Armero, 40 años después: la tragedia que Colombia se resiste a olvidar
Cada aniversario devuelve la misma pregunta: ¿cómo pudo pasar? Las respuestas son tantas como los recuerdos de quienes sobrevivieron.

El calendario marca cuarenta años desde aquella madrugada en la que el país quedó en silencio. El 13 de noviembre de 1985, una avalancha bajó del Nevado del Ruiz y borró del mapa a un pueblo entero. Desde entonces, Armero dejó de ser un lugar para convertirse en una herida abierta en la historia de Colombia.
Cada aniversario devuelve la misma pregunta: ¿cómo pudo pasar? Las respuestas son tantas como los recuerdos de quienes sobrevivieron. Algunos hablan de la falta de advertencias; otros, de la incredulidad ante la fuerza de la naturaleza. Lo cierto es que esa noche, más de 25.000 personas fueron arrastradas por el lodo que descendió del volcán a más de 40 kilómetros por hora.
El silencio que cubrió las calles
Las imágenes que llegaron al día siguiente mostraban un paisaje irreal: casas convertidas en escombros, árboles retorcidos, vehículos cubiertos por barro y cuerpos bajo lonas improvisadas. Donde había un municipio de más de 30.000 habitantes, solo quedaba una planicie gris.

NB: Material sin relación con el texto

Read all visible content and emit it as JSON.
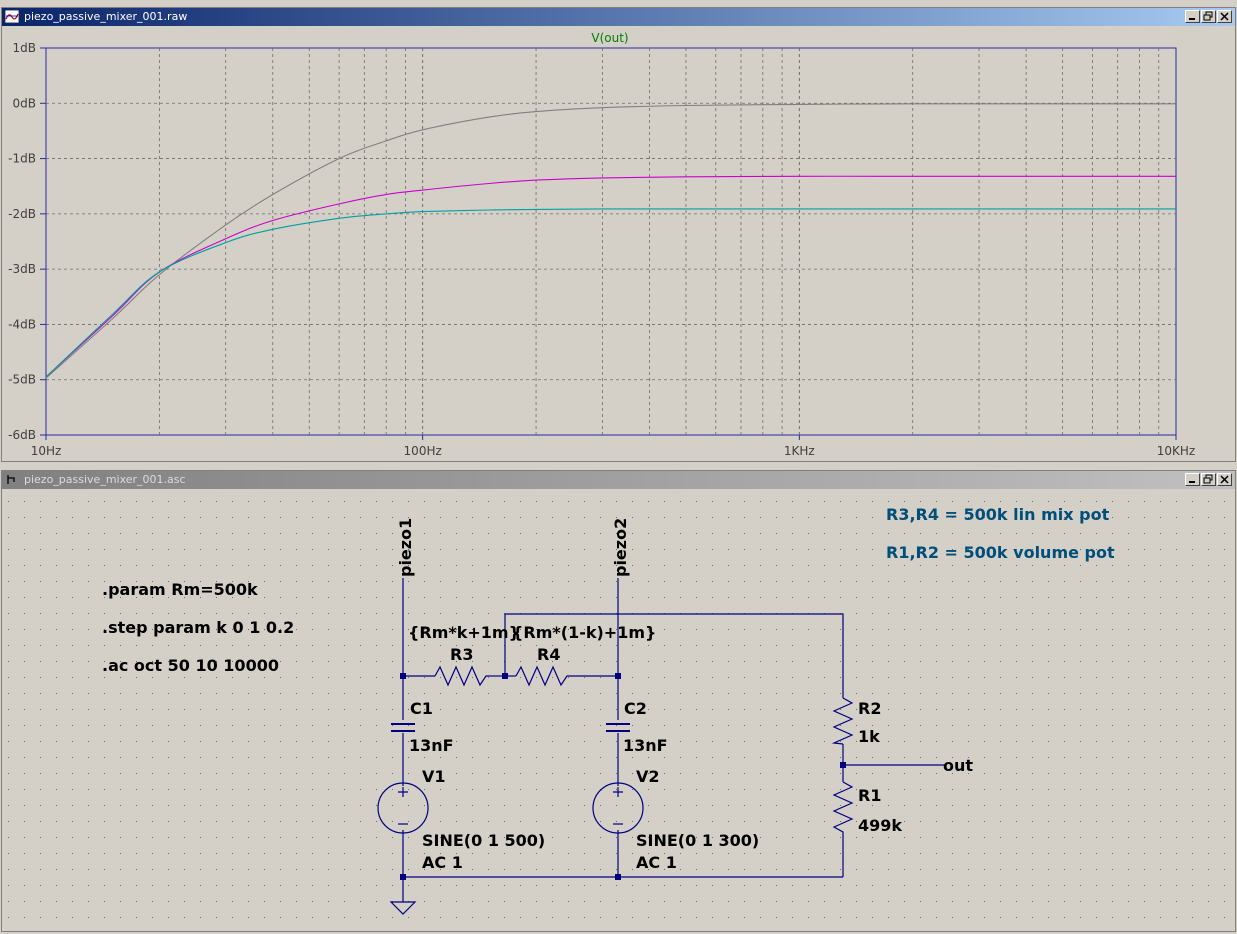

“Era como si el mundo se hubiera acabado allí”, recuerda un antiguo habitante que logró escapar con vida. Hoy vive en Armero-Guayabal, el municipio que acogió a quienes sobrevivieron.
Las alertas que nadie atendió
La tragedia no fue repentina. Durante meses, científicos y organismos internacionales habían advertido sobre el riesgo de una erupción. El volcán había dado señales: pequeñas explosiones, lluvias de ceniza, olor a azufre. Pero las decisiones tardaron y la comunicación entre autoridades fue débil.

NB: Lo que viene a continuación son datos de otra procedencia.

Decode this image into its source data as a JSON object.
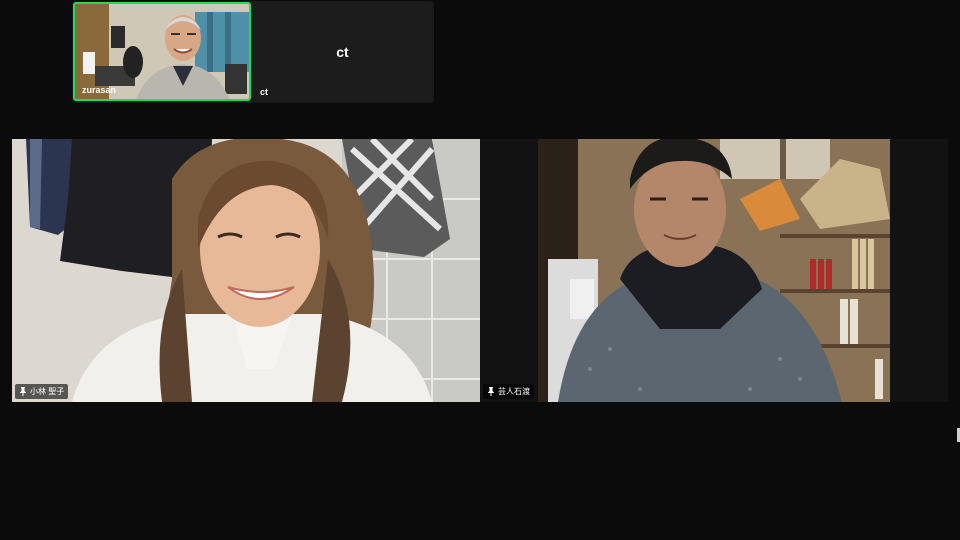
{
  "meeting": {
    "gallery_strip": {
      "participants": [
        {
          "name": "zurasan",
          "speaking": true
        },
        {
          "name": "ct",
          "video_off": true,
          "display_name_center": "ct"
        }
      ]
    },
    "main_tiles": [
      {
        "name": "小林 聖子",
        "pinned": true
      },
      {
        "name": "芸人石渡",
        "pinned": true
      }
    ]
  },
  "colors": {
    "background": "#0b0b0b",
    "tile_background": "#1a1a1a",
    "active_speaker_border": "#23d959",
    "name_text": "#ffffff"
  },
  "icons": {
    "pin": "pin-icon"
  }
}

Varios informes oficiales y testimonios posteriores coinciden: Armero pudo haberse salvado. Sin embargo, la burocracia, la falta de coordinación y la desconfianza de la población frente a las advertencias científicas terminaron por sellar el destino del pueblo.
Omayra: el rostro que conmovió al mundo
Entre miles de historias, la de Omayra Sánchez, una niña de 13 años atrapada entre los restos de su casa, estremeció al planeta. Su serenidad frente a las cámaras y su lucha por sobrevivir durante casi tres días se convirtieron en símbolo de esperanza y dolor.
La fotografía tomada por Frank Fournier, que retrató su último aliento, dio la vuelta al mundo y expuso la falta de recursos de un país que miraba impotente cómo la vida se le escapaba a una generación.
Memoria y cicatrices
Hoy, en lo que alguna vez fue Armero, crecen árboles frutales y se levantan cruces blancas que recuerdan los nombres de los desaparecidos. El lugar, convertido en sitio de memoria, recibe visitantes de todo el país. Sobre el suelo donde antes hubo calles, los familiares dejan flores, oraciones y objetos que simbolizan lo que el barro arrebató.
La mayoría de los sobrevivientes rehízo su vida en otros municipios, pero cada año regresan a lo que llaman “la tierra dormida”. Allí, entre ruinas y silencio, se sigue contando la historia para que las nuevas generaciones no la olviden.
El país que aprendió a escuchar a sus volcanes
Desde 1985, Colombia fortaleció su sistema de monitoreo y gestión del riesgo. El Servicio Geológico Colombiano mantiene vigilancia permanente sobre los volcanes activos y coordina con los comités locales de emergencia. Sin embargo, los expertos insisten: la tecnología no sirve sin cultura preventiva.
El Nevado del Ruiz continúa activo, recordando que el riesgo sigue latente. Pero también demuestra que la tragedia de Armero cambió la manera en que el país entiende la relación entre la naturaleza, la ciencia y la vida.
Armero, una lección de país
Cuarenta años después, los nombres y los rostros de las víctimas siguen presentes en escuelas, memoriales y documentales. Armero no es solo un recuerdo doloroso; es una advertencia escrita en la historia.
Colombia no ha olvidado, ni puede hacerlo. Porque más allá de la catástrofe natural, lo que se perdió aquella noche fue la confianza en la prevención, en la palabra oportuna, en la respuesta a tiempo. Recordar Armero, cuarenta años después, es una manera de no repetirlo.